Deconvoluting the mechanisms of crestal bone loss around dental implants

Objectives: The purpose of this work was to investigate the possible mechanisms leading to crestal bone loss around dental implants. Crestal bone loss is observed radiographically around dental implants within the first five years of function. Although the mechanism for this bone loss has not been elucidated, the microgap, the space between an implant and its abutment, has been implicated as it may harbor bacteria. We hypothesized that bacterial products originating from the microgap cause the upregulation of cytokines in otherwise healthy peri-implant stromal cells and/or macrophages, which could result in osteoclast formation and, ultimately, in bone resorption.

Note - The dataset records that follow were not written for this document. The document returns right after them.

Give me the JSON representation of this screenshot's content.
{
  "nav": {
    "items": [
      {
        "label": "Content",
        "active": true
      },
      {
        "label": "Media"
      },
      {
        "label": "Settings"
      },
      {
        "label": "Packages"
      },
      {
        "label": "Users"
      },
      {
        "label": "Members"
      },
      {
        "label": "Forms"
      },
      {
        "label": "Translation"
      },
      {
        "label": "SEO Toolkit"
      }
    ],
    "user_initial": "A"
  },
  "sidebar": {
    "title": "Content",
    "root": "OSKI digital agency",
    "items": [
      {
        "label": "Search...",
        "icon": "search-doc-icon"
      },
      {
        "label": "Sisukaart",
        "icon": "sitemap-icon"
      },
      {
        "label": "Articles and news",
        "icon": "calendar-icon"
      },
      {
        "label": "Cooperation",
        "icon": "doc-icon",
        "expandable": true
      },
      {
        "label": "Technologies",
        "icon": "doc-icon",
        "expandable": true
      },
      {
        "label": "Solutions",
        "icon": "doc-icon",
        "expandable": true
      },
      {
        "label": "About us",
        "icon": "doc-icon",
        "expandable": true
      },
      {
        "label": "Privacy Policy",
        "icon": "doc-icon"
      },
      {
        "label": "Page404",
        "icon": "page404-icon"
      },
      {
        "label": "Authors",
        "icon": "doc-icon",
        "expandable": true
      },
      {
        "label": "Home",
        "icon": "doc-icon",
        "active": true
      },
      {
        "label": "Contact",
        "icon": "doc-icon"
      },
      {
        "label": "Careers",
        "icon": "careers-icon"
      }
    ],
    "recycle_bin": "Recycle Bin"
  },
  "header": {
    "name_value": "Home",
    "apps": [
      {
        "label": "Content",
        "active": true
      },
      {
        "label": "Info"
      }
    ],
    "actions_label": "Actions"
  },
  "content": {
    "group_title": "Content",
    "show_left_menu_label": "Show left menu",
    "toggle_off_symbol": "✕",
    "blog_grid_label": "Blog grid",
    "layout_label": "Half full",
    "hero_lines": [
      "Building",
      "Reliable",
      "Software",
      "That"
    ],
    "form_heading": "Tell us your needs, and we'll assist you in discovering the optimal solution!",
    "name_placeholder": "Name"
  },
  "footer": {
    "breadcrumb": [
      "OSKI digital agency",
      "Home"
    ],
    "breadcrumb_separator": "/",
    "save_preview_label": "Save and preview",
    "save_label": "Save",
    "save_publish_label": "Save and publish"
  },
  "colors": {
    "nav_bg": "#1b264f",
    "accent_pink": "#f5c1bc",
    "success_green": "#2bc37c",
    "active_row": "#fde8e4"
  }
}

Methods: Mouse macrophage (MMΦ), rat stromal bone marrow cells (RSBM) and human gingival fibroblasts (HGF) were stimulated with lipopolysaccaride (LPS) and compared to unstimulated controls. These cells were seeded into 6 well plates and, after confluence, 1µg/ml LPS was added to the culture medium every 24 hrs for 24, 48, 96hrs. mRNA was isolated from cells and expression of IL-1α, IL-1β, and TNF-α was analyzed by RT-PCR. Results: In cell cultures of MMΦ, RSBM and HGF, mRNAs of IL-1α and IL-1β were expressed under LPS stimulation, but were not observed in cultures without LPS stimulation. TNF-α was expressed in RSBM cultures in the presence of LPS but not expressed in HGF cultures with/without LPS. In MMΦ cultures, mRNA of TNF- α was expressed in the presence and absence of LPS. Conclusion: We have demonstrated that LPS stimulates IL-1α and IL-1β expression in MMΦ, RSBM and HGF, which represent cell types present in the peri-implant connective tissue. IL-1α and IL-1β have the capacity to induce the differentiation and activation of osteoclasts resulting in bone resorption.